Erdoğan bu birikimin üzerine geldi.
***
Tarihsel uzlaşma sürecinin hegemonu tartışmasız biçimde Erdoğan’dır. İradesini, uzlaşmanın tüm taraflarına kabul ettirmiştir.
İşçi sınıfı, emekçiler, Kürt halkı/hareketi, Aleviler, solcular, sosyalistler bu uzlaşmada dışlanan, denklemin doğası gereği dışlanması gereken güçlerdir.
Kürt hareketinin bu ülkenin temel siyasal sorunlarında taraf olma anlamında “Türkiyelileşme”sinin önündeki dış kaynaklı engel, Suriye savaşlarının Türkiye’ye ithal edilmiş olmasıdır. Tarihsel uzlaşmanın siyasal mantığı ve tek adam devleti hedefi Kürt dinamiğini Türkiye toplumuna yabancılaştırmayı gerektiriyor. PKK'nin, sivil-masum insanlara da yönelen şiddeti tırmandırma çizgisi nesnel olarak bu amaca hizmet ediyor.
14 yıllık sürecin sonunda, sol Kemalist-cumhuriyetçi çizgi bir siyasal akım olarak tasfiye edilmiştir.

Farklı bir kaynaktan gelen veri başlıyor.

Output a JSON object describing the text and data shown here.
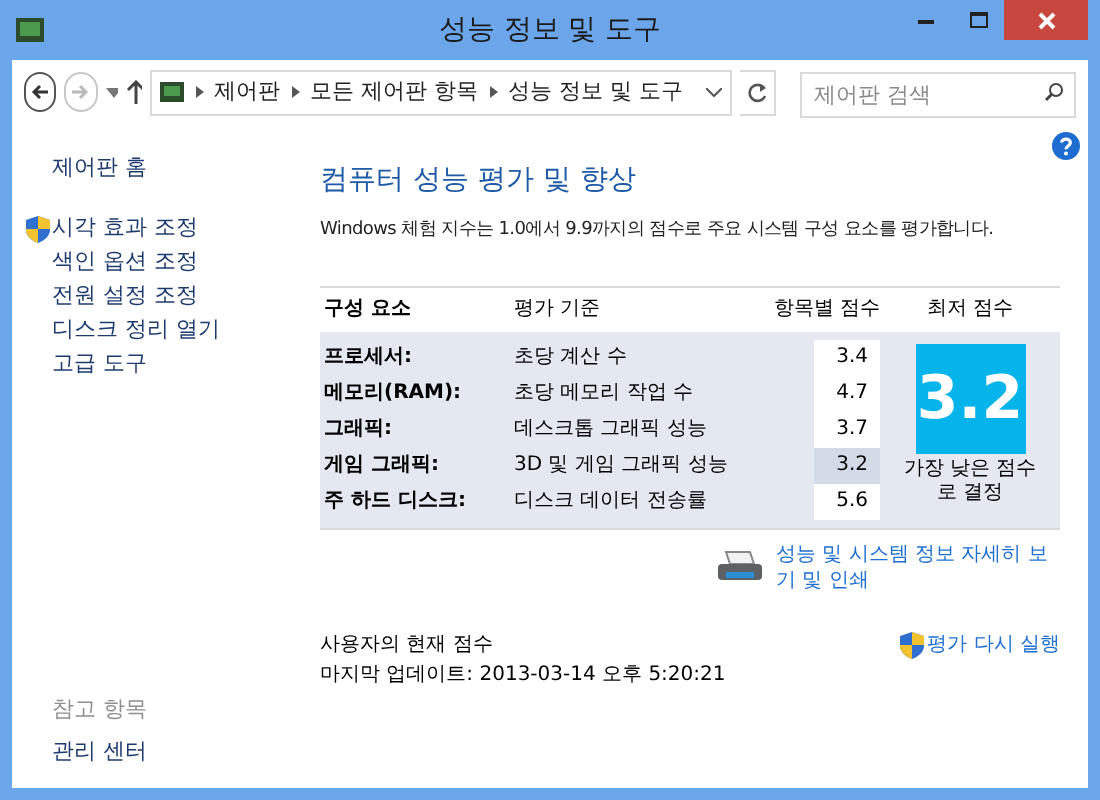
{
  "window": {
    "title": "성능 정보 및 도구"
  },
  "address_bar": {
    "crumbs": [
      "제어판",
      "모든 제어판 항목",
      "성능 정보 및 도구"
    ]
  },
  "search": {
    "placeholder": "제어판 검색"
  },
  "sidebar": {
    "home": "제어판 홈",
    "items": [
      {
        "label": "시각 효과 조정",
        "kind": "shield"
      },
      {
        "label": "색인 옵션 조정",
        "kind": "plain"
      },
      {
        "label": "전원 설정 조정",
        "kind": "plain"
      },
      {
        "label": "디스크 정리 열기",
        "kind": "plain"
      },
      {
        "label": "고급 도구",
        "kind": "plain"
      }
    ],
    "see_also_heading": "참고 항목",
    "see_also": [
      "관리 센터"
    ]
  },
  "heading": "컴퓨터 성능 평가 및 향상",
  "description": "Windows 체험 지수는 1.0에서 9.9까지의 점수로 주요 시스템 구성 요소를 평가합니다.",
  "table": {
    "columns": [
      "구성 요소",
      "평가 기준",
      "항목별 점수",
      "최저 점수"
    ],
    "rows": [
      {
        "component": "프로세서:",
        "criterion": "초당 계산 수",
        "score": "3.4",
        "highlighted": false
      },
      {
        "component": "메모리(RAM):",
        "criterion": "초당 메모리 작업 수",
        "score": "4.7",
        "highlighted": false
      },
      {
        "component": "그래픽:",
        "criterion": "데스크톱 그래픽 성능",
        "score": "3.7",
        "highlighted": false
      },
      {
        "component": "게임 그래픽:",
        "criterion": "3D 및 게임 그래픽 성능",
        "score": "3.2",
        "highlighted": true
      },
      {
        "component": "주 하드 디스크:",
        "criterion": "디스크 데이터 전송률",
        "score": "5.6",
        "highlighted": false
      }
    ],
    "base_score": "3.2",
    "base_caption": "가장 낮은 점수로 결정"
  },
  "print_link": "성능 및 시스템 정보 자세히 보기 및 인쇄",
  "status": {
    "label": "사용자의 현재 점수",
    "updated": "마지막 업데이트: 2013-03-14 오후 5:20:21",
    "rerun": "평가 다시 실행"
  }
}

Toplumun nitelikçe ve nicelikçe önemli bir bölümü bilinçli ya da içgüdüsel olarak bu tarihsel uzlaşmaya karşı, ancak zihinsel ve siyasal olarak dağınık, örgütsüz ve temsilcisizdir.
Bu gizil gücün olayların gidişine ağırlık koyarak, topluma eşitlikçi, özgürlükçü ve kardeşlikçi bir yön, yeni bir heyecan kazandırması ise, dünya çapındaki sınıf ve sosyalizm mücadelesiyle birlikte, tarihsel uzlaşmaya sınıf temelli, düzen karşıtı birleşik bir siyasal odaklaşmayla yanıt verilmesine bağlıdır.